113. The issue which needs to be addressed here is that whether the vertical restraint imposed by the OP on its dealers is causing appreciable adverse effect on competition in the market. It is clear that an MoU was executed between ABIBL and the OP and that the OP issue circulars from time to time to its dealers with a list of preferred insurance companies and insists that its dealers work closely with each other. However, it may be noted that there is no such clause in the agreement that dictates that the Informants could take up dealership only on the condition that they deal only with the list of empanelled insurance companies. There is no record to show that any dealership has been cancelled because the dealer failed to get the customers to take up insurance from the listed companies of the OP.

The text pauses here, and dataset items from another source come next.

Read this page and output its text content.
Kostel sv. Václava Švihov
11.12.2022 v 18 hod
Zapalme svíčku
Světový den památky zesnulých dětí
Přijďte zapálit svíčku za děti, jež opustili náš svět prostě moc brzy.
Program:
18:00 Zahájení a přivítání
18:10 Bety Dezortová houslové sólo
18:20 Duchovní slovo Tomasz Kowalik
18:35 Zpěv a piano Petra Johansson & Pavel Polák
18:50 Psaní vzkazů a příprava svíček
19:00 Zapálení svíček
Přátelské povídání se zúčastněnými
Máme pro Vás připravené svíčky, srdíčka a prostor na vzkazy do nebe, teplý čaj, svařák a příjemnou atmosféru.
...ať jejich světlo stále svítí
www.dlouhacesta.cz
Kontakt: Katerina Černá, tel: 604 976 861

114. Also, the issue that consumers are left with only limited choice due to such insistence from the OP holds no ground simply because of the fact that it is not mandatory for customers to take insurance from the list of companies given by the OP. From the statements given by third parties such as Hans Hyundai, Capital Hyundai and Koncept Hyundai, it is gathered that though it is acknowledged that the OP provides a list of preferred insurance companies, the customers are free to get any insurance from any company or through any other broker without any compulsion. Incentives are given if customers take insurance through dealers from the list provided by the OP, but the same is not mandatory and the customer will not be refused any other services if it opts for other insurance companies. Having a tie-up or arrangements with insurance companies is the usual business norm. For instance, representatives of Honda Cars India Ltd. and Maruti Suzuki India Ltd. have also stated that they have also executed agreements with insurance brokers or companies and customers have taken insurance from other companies not provided in their list. Their service levels remain the same for all customers and in no way they are prejudiced against such Therefore, mere recommendation that the dealers consider/ suggest the insurance companies partnered with the OP will not amount to tie-in arrangement. It is opined that the OP has not violated Section 3(4)(a) of the Act with respect to the allegation that the OP has tied the sale of its cars with selected insurance vendors only.”
16. Thus, the Commission observes that even if dealers offer to sell insurance policies to customers, the customers may yet have the option to buy such policy from alternative channels should they want. The Commission further observes that facility of cashless claim may be an additional benefit extended by certain brokers and may not be confined to the broking arms of the aforementioned Opposite Parties alone.
17. In view of the foregoing, the Commission is of the opinion that there exists no, prima facie, case and the information filed is directed to be closed forthwith against the Opposite Parties under Section 26(2) of the Act. Consequently, no case for grant for relief(s) as sought under Section 33 of the Act arises, and the same is also rejected.
18. The Secretary is directed to communicate to the Informant, accordingly.